Ну, что ж… Каждому свое! Софья Васильевна относилась снисходительно к ресторанным музыкантам, прекрасно понимая, что каждый зарабатывает свой кусок хлеба так, как умеет. Она, чуть улыбаясь и покачивая ногой в такт, сидела на террасе, слушая «вполуха» это нестройное, не совсем чистое исполнение популярных песенок. Здесь был и любимый «Паромщик», и незабвенные «Листья желтые…», и вечно живая «Лаванда», - в общем, репертуар на любой вкус. Наконец, когда и ее профессиональное ухо утомилось, Софья Васильевна подняла руку, призывая вездесущего официанта. Тот, как, кстати, и всегда на юге, не совсем расторопный и вышколенный, но очень дружелюбный, не торопясь подошел к известной гостье, улыбаясь при этом на миллион.
- Подай-ка счет, голубчик, - сказала Софья, поймав себя на мысли, что улыбаются здесь гораздо охотнее, чем в Москве.
Расплатившись, она уже собиралась уходить и медленно встала из-за стола, как вдруг внезапно раздались звуки, заставившие заколотиться ее давно успокоившееся сердце.
Вздрогнув, она резко опустилась на стул, почувствовав, как кровь прилила к щекам и как неожиданно ослабели ноги.

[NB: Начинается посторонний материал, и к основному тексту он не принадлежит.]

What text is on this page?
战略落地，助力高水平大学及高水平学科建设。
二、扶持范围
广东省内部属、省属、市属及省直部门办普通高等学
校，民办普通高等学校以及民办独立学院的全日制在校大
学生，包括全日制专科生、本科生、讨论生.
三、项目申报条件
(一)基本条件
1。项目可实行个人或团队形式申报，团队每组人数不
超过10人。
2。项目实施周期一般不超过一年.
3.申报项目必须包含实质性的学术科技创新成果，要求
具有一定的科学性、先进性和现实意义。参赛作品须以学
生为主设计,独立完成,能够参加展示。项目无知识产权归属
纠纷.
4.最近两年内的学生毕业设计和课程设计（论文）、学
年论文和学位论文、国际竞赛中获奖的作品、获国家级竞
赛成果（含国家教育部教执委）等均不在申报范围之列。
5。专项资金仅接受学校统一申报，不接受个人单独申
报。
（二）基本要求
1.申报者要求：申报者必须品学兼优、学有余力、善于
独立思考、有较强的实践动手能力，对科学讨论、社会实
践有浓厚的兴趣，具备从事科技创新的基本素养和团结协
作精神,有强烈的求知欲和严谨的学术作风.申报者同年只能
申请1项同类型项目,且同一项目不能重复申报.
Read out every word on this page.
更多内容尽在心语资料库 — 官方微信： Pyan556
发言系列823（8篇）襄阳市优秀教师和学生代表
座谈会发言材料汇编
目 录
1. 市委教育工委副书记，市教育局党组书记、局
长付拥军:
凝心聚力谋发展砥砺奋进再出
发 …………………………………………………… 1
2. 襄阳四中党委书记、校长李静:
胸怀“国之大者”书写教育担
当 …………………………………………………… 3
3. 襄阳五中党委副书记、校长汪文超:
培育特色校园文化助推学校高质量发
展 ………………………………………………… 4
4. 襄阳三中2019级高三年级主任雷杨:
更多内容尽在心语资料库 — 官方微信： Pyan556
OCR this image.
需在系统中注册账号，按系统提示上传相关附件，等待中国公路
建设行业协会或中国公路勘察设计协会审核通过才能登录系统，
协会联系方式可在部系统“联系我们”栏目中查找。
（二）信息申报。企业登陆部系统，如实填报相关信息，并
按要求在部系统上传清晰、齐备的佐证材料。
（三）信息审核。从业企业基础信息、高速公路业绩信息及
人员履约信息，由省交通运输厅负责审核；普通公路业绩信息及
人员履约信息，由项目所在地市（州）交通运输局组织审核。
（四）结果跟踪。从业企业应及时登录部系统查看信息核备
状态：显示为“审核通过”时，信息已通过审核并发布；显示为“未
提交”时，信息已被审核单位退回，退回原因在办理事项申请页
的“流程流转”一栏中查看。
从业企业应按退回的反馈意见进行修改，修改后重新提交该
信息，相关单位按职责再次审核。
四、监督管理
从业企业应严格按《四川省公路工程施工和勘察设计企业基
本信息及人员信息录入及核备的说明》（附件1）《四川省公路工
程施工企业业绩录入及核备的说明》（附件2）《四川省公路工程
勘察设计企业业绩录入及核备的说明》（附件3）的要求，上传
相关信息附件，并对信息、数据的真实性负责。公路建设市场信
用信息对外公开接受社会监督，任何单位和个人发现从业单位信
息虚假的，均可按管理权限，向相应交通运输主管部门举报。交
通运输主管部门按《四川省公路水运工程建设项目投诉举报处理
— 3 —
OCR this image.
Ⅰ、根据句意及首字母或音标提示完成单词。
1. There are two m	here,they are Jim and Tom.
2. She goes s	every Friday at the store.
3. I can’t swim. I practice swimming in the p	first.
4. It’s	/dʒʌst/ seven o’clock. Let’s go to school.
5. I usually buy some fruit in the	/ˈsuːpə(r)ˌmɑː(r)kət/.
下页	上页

Такого с ней давно не случалось. Ее будто накрыло горячей волной странного смятения… «Что это?! Что такое? Кто играет?» - вихрем пронеслось в голове в ответ на зазвучавшие первые аккорды давно забытого вальса.
Отчего-то на террасе стало жарко и душно. Кружилась голова. Она опять встала, и, боясь обернуться, быстро отошла к увитой виноградом дальней стене. Хотелось спрятаться или, наконец, остановить льющуюся музыку, но звуки доносившегося вальса, ширились и разрастались, переходя в полное «крещендо». Они проникали в каждую клеточку, подавляя и тревогу, и недовольство, и еще неосознанную, но уже разливающуюся по всему телу печаль воспоминаний.
«Не может быть, - упрямо шептала Софья, все еще не веря ни своему сердцу, ни своим ушам, - этого просто не может быть!» Но настырная память и колотящееся сердце так и нашептывали, так и твердили: «Это он! Конечно, он! Никто другой никогда так не сыграет этого вальса! Никто другой… Никогда!»
Софья Васильевна закрыла глаза, потом, выдохнув, привычно взяла себя в руки, и тряхнула головой, отгоняя эти невероятные и совершенно невозможные предположения.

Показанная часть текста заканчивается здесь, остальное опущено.